Europeans have been living with euro banknotes and coins for 20 years now, but many still point the finger at the single currency for covertly driving up consumer prices — despite plenty of evidence to the contrary.

“The euro is a catastrophe, it’s catastrophic,” says Maria Napolitano, a 65-year-old Italian living in Frankfurt. “With 100 deutschmarks, you could fill up your shopping trolley.

Now, 100 euros aren’t enough to fill two bags. “It’s an impression that is shared by many across the eurozone, from Paris to Rome, Madrid to Athens.

Victor Irun, a 53-year-old teacher in Madrid, said that for Spaniards the switch to the euro was “like entering a club for rich people while not wearing the right clothes. “You had the impression we weren’t yet ready,” he told AFP.

“It was as if we were living in Spain, but paying with French or Dutch money. “Some Germans even coined a new nickname for the single currency — “teuro”, a pun on the German word for expensive, “teuer”.

In a 2006 study, university professor Hans Wolfgang Brachinger compiled an index of “perceived” inflation among Germans, which measured a “felt” increase in consumer prices of seven percent between 2001 and 2002, compared with around two percent normally.

In reality, however, official statistics showed no pick-up in inflation in Europe’s biggest economy.

“There was a very strong feeling in several countries that prices had gone up, and yet we had official stats telling us otherwise,” said Giovanni Mastrobuoni, an economics professor at the University of Turin.

In a detailed study on the issue, he tracked the prices of different everyday goods in the eurozone — from fruit, vegetables and bread, to beverages and restaurant meals — and found that the prices of some inexpensive products really did increase as a result of the switch to the euro.

And as retailers tended to round up rather than down when converting the price into the single currency, it was hardly surprising that people noticed — and felt cheated.

“The things that you consume very often, food, coffee, things that don’t cost that much. Over time, they would shape your perceptions because these are the most frequent transactions,” Mastrobuoni said.

In France, the average price of a simple coffee in a bar rose from 1.19 euros to 1.22 euros between the end of 2001 and the beginning of 2002, according to the national statistics office, Insee.

According to Mastrobuoni, the phenomenon is even more marked in countries where distribution sectors are less concentrated, as small retailers there are at greater liberty to raise their prices.

The European Commission calculates that the actual increase linked to the introduction of the euro was between 0.1 and 0.3 percent. However, headline inflation was largely unaffected because the prices of higher-end goods did not increase and, in some cases, even declined thanks to improved productivity.

For all 12 of the countries that adopted the euro from the very beginning, the average annual rate of inflation stood at 2.3 percent in both 2001 and 2002, according to the EU’s Eurostat statistics agency.

However, the picture varied from country to country.

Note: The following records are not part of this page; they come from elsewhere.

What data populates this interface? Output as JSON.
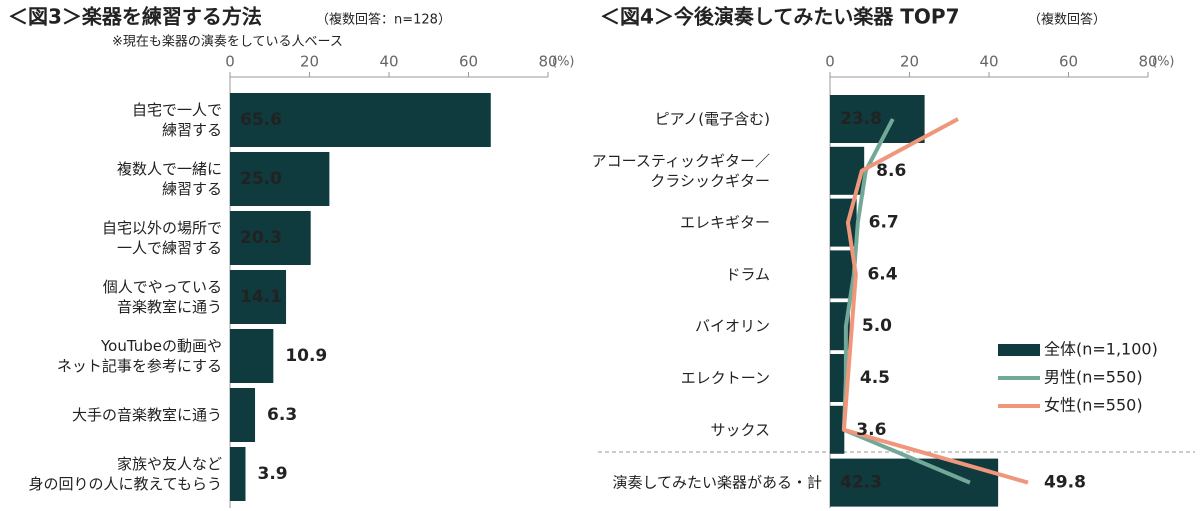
{
  "chart_data": [
    {
      "type": "bar",
      "title": "＜図3＞楽器を練習する方法",
      "subtitle": "（複数回答：n=128）",
      "note": "※現在も楽器の演奏をしている人ベース",
      "unit": "(%)",
      "categories": [
        "自宅で一人で\n練習する",
        "複数人で一緒に\n練習する",
        "自宅以外の場所で\n一人で練習する",
        "個人でやっている\n音楽教室に通う",
        "YouTubeの動画や\nネット記事を参考にする",
        "大手の音楽教室に通う",
        "家族や友人など\n身の回りの人に教えてもらう"
      ],
      "values": [
        65.6,
        25.0,
        20.3,
        14.1,
        10.9,
        6.3,
        3.9
      ],
      "value_labels": [
        "65.6",
        "25.0",
        "20.3",
        "14.1",
        "10.9",
        "6.3",
        "3.9"
      ],
      "color": "#0f3a3e",
      "xlim": [
        0,
        80
      ],
      "xticks": [
        0,
        20,
        40,
        60,
        80
      ]
    },
    {
      "type": "bar_line",
      "title": "＜図4＞今後演奏してみたい楽器 TOP7",
      "subtitle": "（複数回答）",
      "unit": "(%)",
      "categories": [
        "ピアノ(電子含む)",
        "アコースティックギター／\nクラシックギター",
        "エレキギター",
        "ドラム",
        "バイオリン",
        "エレクトーン",
        "サックス",
        "演奏してみたい楽器がある・計"
      ],
      "series": [
        {
          "name": "全体(n=1,100)",
          "type": "bar",
          "color": "#0f3a3e",
          "values": [
            23.8,
            8.6,
            6.7,
            6.4,
            5.0,
            4.5,
            3.6,
            42.3
          ],
          "value_labels": [
            "23.8",
            "8.6",
            "6.7",
            "6.4",
            "5.0",
            "4.5",
            "3.6",
            "42.3"
          ]
        },
        {
          "name": "男性(n=550)",
          "type": "line",
          "color": "#72a898",
          "values": [
            15.8,
            9,
            7,
            6,
            4,
            4,
            3.5,
            35.2
          ]
        },
        {
          "name": "女性(n=550)",
          "type": "line",
          "color": "#f0977b",
          "values": [
            32.2,
            8,
            4.5,
            6.5,
            5.5,
            4.5,
            3.5,
            49.8
          ]
        }
      ],
      "xlim": [
        0,
        80
      ],
      "xticks": [
        0,
        20,
        40,
        60,
        80
      ],
      "legend": "right"
    }
  ]
}
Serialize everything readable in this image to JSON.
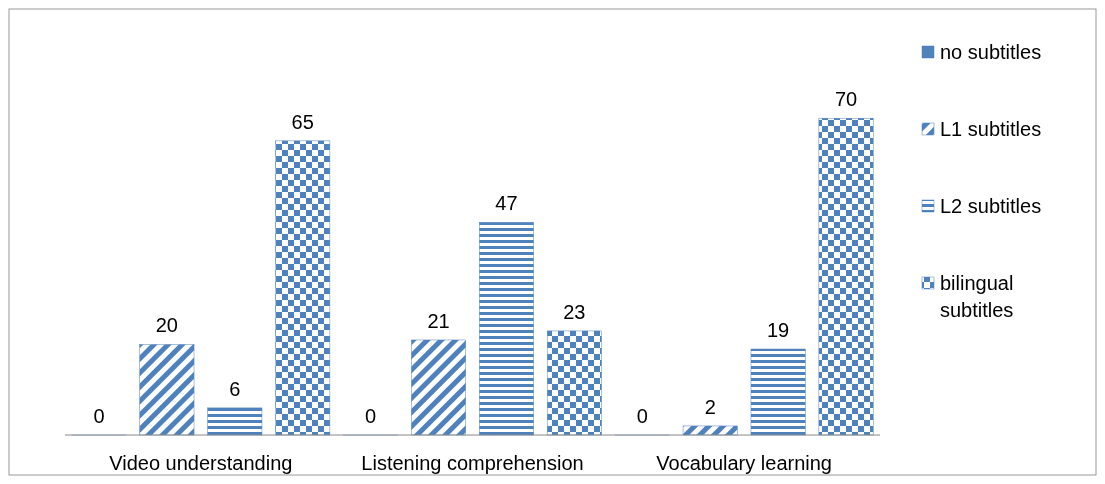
{
  "chart_data": {
    "type": "bar",
    "categories": [
      "Video understanding",
      "Listening comprehension",
      "Vocabulary learning"
    ],
    "series": [
      {
        "name": "no subtitles",
        "color": "#4f81bd",
        "values": [
          0,
          0,
          0
        ]
      },
      {
        "name": "L1 subtitles",
        "color": "#4f81bd",
        "values": [
          20,
          21,
          2
        ]
      },
      {
        "name": "L2 subtitles",
        "color": "#4f81bd",
        "values": [
          6,
          47,
          19
        ]
      },
      {
        "name": "bilingual subtitles",
        "color": "#4f81bd",
        "values": [
          65,
          23,
          70
        ]
      }
    ],
    "data_labels": true,
    "legend": "right"
  }
}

In Spain, inflation stood at 2.8 percent in 2001 and 3.6 percent in 2002, while most other countries recorded constant inflation or, in the case of Belgium, Germany, Luxembourg and the Netherlands, slower inflation.

Pierre Jaillet, a researcher at both the Jacques Delors and Iris institutes in France, said that consumers’ profiles played a significant role in whether they felt a discrepancy between real and perceived price developments.

“The average consumer price inflation basket corresponds to the average budget of an average urban white-collar worker,” Jaillet said.

People who are less well-off tend to spend a greater proportion of their income on food, so they will be squeezed more, he argued, noting that consumers generally remembered price increases, but not price reductions.